To confirm that the compressional component of the magnetic field is small, we need to analyze the fluctuations in the magnetic field and determine whether the component along the background field direction is significantly weaker than the perpendicular components.
fac_matrix_make and rotate could be easily implemented in few lines. Note that we implement only the array version (corresponding to one timestamp), and the matrix version could be freely got using Julia broadcast operators which also align with dimensions.
function fac_matrix_make(
vec::AbstractVector;
xref=[1.0, 0.0, 0.0]
)
z0 = normalize(vec)
y0 = normalize(cross(z0, xref))
x0 = cross(y0, z0)
return vcat(x0', y0', z0')
end
function rotate(da, mat)
da = da[DimSelectors(mats)]
da_rot = mats .* eachrow(da.data)
TS(dims(da, Ti), dims(da, 2), hcat(da_rot...)')
endda = tha_fgs_gse
# smooth the data
mat_da = smooth(da, 601)
# make the rotation matrix from the smoothed data
mats = fac_matrix_make.(eachslice(mat_da, dims=Ti))
# rotate original data
da_fac = rotate(da, mats)
tplot([da, da_fac])
- Make dynamic power spectra of the radial and azimuthal components.
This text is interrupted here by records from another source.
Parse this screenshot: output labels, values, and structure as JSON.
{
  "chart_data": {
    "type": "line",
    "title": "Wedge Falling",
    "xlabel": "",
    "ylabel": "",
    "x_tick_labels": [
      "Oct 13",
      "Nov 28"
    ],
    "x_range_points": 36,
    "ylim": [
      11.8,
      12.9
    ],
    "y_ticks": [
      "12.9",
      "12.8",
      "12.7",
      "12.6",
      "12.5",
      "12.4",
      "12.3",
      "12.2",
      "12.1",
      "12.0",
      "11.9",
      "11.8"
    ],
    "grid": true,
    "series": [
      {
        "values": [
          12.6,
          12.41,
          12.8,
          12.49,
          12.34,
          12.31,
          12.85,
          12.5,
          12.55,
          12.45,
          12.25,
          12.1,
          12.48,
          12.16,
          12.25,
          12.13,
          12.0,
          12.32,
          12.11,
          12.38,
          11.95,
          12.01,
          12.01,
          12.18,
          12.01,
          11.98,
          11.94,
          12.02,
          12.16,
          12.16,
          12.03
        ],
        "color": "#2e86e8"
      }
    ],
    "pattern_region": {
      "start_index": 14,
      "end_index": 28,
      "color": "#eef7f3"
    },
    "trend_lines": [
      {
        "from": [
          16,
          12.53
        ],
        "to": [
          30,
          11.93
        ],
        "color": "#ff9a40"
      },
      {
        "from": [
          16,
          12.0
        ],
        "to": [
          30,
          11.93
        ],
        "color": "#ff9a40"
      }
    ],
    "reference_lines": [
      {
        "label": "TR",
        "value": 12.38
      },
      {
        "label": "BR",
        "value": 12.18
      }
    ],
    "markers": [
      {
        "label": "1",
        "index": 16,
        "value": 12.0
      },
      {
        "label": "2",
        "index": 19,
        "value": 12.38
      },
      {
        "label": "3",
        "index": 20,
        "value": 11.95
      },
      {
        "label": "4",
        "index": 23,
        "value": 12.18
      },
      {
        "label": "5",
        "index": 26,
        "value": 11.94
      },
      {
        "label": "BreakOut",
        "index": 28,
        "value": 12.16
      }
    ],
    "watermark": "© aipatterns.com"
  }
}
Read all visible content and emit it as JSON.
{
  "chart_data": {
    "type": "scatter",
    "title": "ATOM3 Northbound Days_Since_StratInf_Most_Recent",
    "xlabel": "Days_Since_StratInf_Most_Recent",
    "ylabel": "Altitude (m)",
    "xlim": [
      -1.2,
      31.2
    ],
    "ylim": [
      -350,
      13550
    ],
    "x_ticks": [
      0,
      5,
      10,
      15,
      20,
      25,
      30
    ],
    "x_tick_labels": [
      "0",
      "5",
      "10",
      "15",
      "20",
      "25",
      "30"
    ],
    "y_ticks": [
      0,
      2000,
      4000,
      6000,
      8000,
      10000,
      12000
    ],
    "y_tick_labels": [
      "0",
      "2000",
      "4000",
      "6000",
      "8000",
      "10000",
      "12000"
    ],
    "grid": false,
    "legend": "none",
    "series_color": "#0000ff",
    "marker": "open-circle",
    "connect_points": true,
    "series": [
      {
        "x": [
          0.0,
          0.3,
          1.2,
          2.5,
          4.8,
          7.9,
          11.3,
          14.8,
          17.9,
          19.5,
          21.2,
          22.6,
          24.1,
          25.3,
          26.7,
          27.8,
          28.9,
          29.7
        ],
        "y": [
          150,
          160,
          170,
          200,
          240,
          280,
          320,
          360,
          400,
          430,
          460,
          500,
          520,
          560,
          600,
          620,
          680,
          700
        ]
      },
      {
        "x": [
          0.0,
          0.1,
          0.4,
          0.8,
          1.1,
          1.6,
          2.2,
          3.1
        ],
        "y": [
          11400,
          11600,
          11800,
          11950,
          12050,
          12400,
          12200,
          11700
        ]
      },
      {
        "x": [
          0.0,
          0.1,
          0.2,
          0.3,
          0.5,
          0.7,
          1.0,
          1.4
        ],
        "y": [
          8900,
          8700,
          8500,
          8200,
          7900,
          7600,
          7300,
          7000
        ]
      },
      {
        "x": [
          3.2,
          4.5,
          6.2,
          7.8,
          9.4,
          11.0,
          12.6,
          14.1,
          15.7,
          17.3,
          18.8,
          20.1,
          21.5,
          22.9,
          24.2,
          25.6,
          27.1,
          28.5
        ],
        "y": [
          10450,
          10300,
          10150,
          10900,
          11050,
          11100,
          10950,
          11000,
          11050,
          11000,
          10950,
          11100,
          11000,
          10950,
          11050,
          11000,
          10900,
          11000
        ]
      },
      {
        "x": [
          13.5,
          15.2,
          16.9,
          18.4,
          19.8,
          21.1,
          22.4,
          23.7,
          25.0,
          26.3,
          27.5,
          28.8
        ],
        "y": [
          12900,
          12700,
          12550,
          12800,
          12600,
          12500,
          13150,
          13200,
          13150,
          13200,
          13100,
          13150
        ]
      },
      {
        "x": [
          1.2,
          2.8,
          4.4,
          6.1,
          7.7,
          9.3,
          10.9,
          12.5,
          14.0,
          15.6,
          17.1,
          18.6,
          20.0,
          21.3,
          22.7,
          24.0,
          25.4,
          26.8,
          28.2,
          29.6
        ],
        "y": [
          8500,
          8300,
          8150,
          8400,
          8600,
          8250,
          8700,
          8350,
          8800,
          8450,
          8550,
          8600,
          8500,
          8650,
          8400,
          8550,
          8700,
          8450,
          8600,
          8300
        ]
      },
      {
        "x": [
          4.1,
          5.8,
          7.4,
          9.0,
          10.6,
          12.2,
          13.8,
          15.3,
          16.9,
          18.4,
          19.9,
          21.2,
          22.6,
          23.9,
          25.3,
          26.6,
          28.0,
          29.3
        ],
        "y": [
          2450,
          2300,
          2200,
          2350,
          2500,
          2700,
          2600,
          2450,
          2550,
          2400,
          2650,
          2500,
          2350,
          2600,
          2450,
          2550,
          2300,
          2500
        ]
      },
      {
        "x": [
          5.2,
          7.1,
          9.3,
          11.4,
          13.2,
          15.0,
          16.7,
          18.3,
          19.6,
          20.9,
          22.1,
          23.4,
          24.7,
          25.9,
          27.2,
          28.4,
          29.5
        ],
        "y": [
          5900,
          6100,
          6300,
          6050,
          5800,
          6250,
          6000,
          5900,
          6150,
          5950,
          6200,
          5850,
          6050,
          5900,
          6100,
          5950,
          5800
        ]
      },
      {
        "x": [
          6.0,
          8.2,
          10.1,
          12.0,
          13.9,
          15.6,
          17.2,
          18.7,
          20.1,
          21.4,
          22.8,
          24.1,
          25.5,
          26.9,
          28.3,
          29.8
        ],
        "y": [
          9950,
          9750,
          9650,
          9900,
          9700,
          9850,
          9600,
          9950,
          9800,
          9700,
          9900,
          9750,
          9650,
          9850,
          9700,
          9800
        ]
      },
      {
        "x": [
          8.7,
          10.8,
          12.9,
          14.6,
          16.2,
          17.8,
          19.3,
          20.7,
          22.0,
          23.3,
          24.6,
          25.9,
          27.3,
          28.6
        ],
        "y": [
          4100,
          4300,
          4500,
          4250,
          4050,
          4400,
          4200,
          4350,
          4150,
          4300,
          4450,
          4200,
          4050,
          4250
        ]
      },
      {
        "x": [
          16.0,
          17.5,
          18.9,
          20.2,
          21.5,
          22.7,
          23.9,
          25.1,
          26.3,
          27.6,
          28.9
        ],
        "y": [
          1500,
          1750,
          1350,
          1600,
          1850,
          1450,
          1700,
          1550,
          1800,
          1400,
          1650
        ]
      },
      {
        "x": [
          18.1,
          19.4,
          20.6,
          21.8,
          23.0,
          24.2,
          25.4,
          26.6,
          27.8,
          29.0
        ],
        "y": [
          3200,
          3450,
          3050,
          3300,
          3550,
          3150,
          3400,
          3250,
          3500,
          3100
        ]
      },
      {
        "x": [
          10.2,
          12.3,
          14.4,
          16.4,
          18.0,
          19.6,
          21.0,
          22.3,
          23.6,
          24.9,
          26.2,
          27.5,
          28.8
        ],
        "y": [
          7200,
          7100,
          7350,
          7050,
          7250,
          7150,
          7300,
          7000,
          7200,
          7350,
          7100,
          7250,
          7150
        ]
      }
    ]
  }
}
Which of the two components dominates? This determines if the FLR is poloidal or toroidal. (You may use wavelet transform instead of FFT to construct the dynamic power spectrum, if you prefer and can easily do so as in IDL SPEDAS). Report on your plots with explanations. Show all your code in addition to your plots, with comments included for clarification.
da_x = da_fac[:, 1]
da_x = rectify_datetime(da_x)
res_x = pspectrum(da_x, spec1)
plot_tfr(res_x)
da_y = da_fac[:, 2]
da_y = rectify_datetime(da_y)
res_y = pspectrum(da_y, spec1)
plot_tfr(res_y)
We can see that the power spectrum of the y (azimuthal) component is much higher than the power spectrum of the x (radial) component. This indicates that the FLR is likely to be toroidal.